A hostess wants to cool her 100g of soup which is currently at 50Celsius, and it's specific heat is 0.8 cal/g celsius, by adding water (specific heat = 1 cal/ g celsius) at a temperature of 5Celsius, how much water should she add, assuming that all the heat from the soup goes into the water (and it must also end up at 40Celsius)
the answer is mass=23 g I just don't know what equations to use and how to find the answer
cool the 100 g soup 10 degrees from 50 to 40
warm the x g water 35 deg from 5 degrees to 40 deg
heat out = .8 * 100 * 10
heat in = 1.0 * x * 35
so
35 x = 800
x = 22.8 g
which is 23 to your rough significant figures
To solve this problem, we need to understand the concept of heat transfer and the equation for heat transfer.
The equation for heat transfer is:
Q = mcΔT
Where:
Q is the amount of heat transferred,
m is the mass of the substance,
c is the specific heat capacity of the substance, and
ΔT represents the change in temperature.
In this case, we want to calculate the mass of water (m) that needs to be added in order to cool the soup.

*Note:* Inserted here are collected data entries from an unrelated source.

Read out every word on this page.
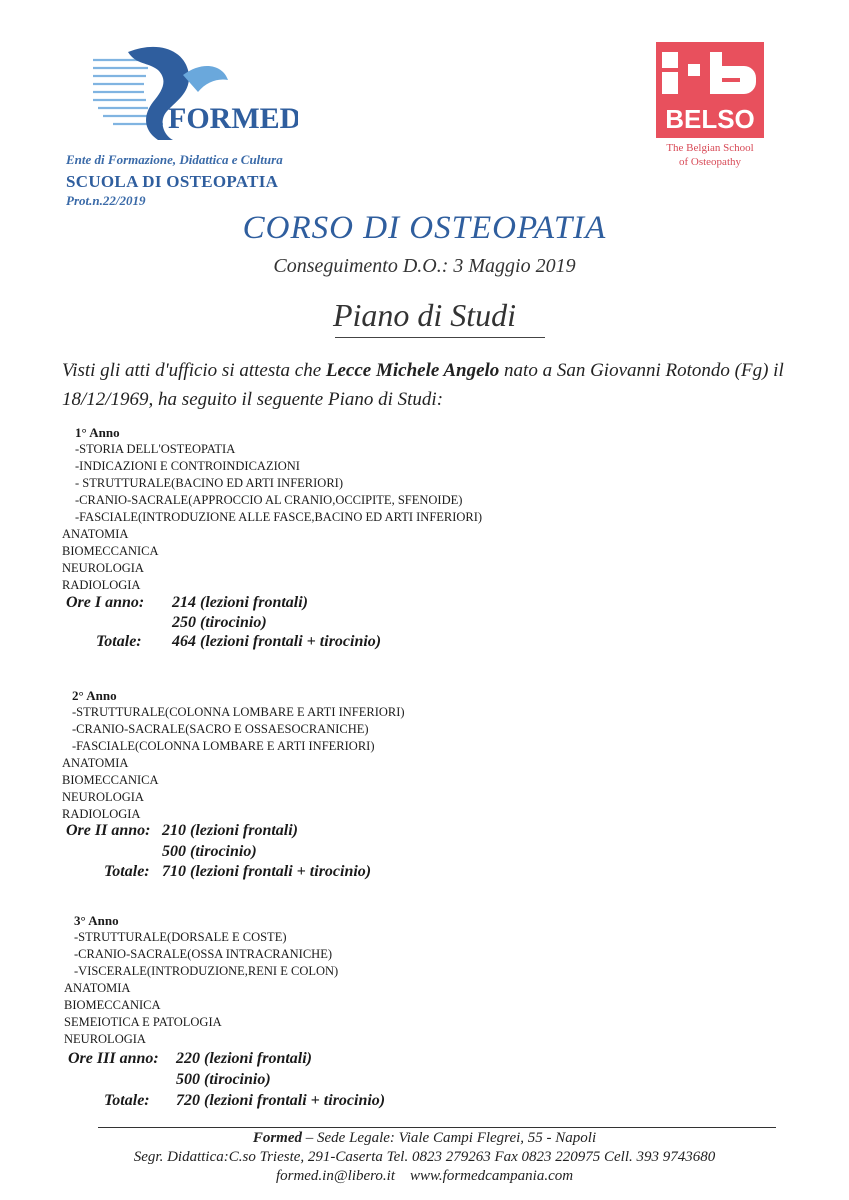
FORMED
Ente di Formazione, Didattica e Cultura
SCUOLA DI OSTEOPATIA
Prot.n.22/2019
BELSO
The Belgian School
of Osteopathy
CORSO DI OSTEOPATIA
Conseguimento D.O.: 3 Maggio 2019
Piano di Studi
Visti gli atti d'ufficio si attesta che Lecce Michele Angelo nato a San Giovanni Rotondo (Fg) il 18/12/1969, ha seguito il seguente Piano di Studi:
1° Anno
-STORIA DELL'OSTEOPATIA
-INDICAZIONI E CONTROINDICAZIONI
- STRUTTURALE(BACINO ED ARTI INFERIORI)
-CRANIO-SACRALE(APPROCCIO AL CRANIO,OCCIPITE, SFENOIDE)
-FASCIALE(INTRODUZIONE ALLE FASCE,BACINO ED ARTI INFERIORI)
ANATOMIA
BIOMECCANICA
NEUROLOGIA
RADIOLOGIA
Ore I anno: 214 (lezioni frontali)
250 (tirocinio)
Totale: 464 (lezioni frontali + tirocinio)
2° Anno
-STRUTTURALE(COLONNA LOMBARE E ARTI INFERIORI)
-CRANIO-SACRALE(SACRO E OSSAESOCRANICHE)
-FASCIALE(COLONNA LOMBARE E ARTI INFERIORI)
ANATOMIA
BIOMECCANICA
NEUROLOGIA
RADIOLOGIA
Ore II anno: 210 (lezioni frontali)
500 (tirocinio)
Totale: 710 (lezioni frontali + tirocinio)
3° Anno
-STRUTTURALE(DORSALE E COSTE)
-CRANIO-SACRALE(OSSA INTRACRANICHE)
-VISCERALE(INTRODUZIONE,RENI E COLON)
ANATOMIA
BIOMECCANICA
SEMEIOTICA E PATOLOGIA
NEUROLOGIA
Ore III anno: 220 (lezioni frontali)
500 (tirocinio)
Totale: 720 (lezioni frontali + tirocinio)
Formed – Sede Legale: Viale Campi Flegrei, 55 - Napoli
Segr. Didattica:C.so Trieste, 291-Caserta Tel. 0823 279263 Fax 0823 220975 Cell. 393 9743680
formed.in@libero.it www.formedcampania.com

The heat lost by the soup (Qsoup) will be equal to the heat gained by the water (Qwater):
Qsoup = -Qwater (since it is a transfer of heat)
Let's break down the calculation step by step:
1. Calculate the initial heat of the soup (Qsoup_initial):
Qsoup_initial = mcΔT
=> Qsoup_initial = (100g) * (0.8 cal/g°C) * (50°C - 40°C)
2. Calculate the final heat of the soup (Qsoup_final):
Qsoup_final = mcΔT
=> Qsoup_final = (100g) * (0.8 cal/g°C) * (50°C - 40°C)
3. Calculate the heat gained by the water (Qwater):
The heat gained by the water will be equal to the heat lost by the soup since there is no other source of heat in this scenario. Therefore:
Qwater = -(Qsoup_initial + Qsoup_final)
4. Finally, calculate the mass of water (mwater):
Qwater = mcΔT
=> -(Qsoup_initial + Qsoup_final) = (mwater) * (1 cal/g°C) * (40°C - 5°C)
Solve for mwater to find the mass of water needed.
By substituting the given values into these equations and solving, we find that the mass of water needed is approximately 23 grams.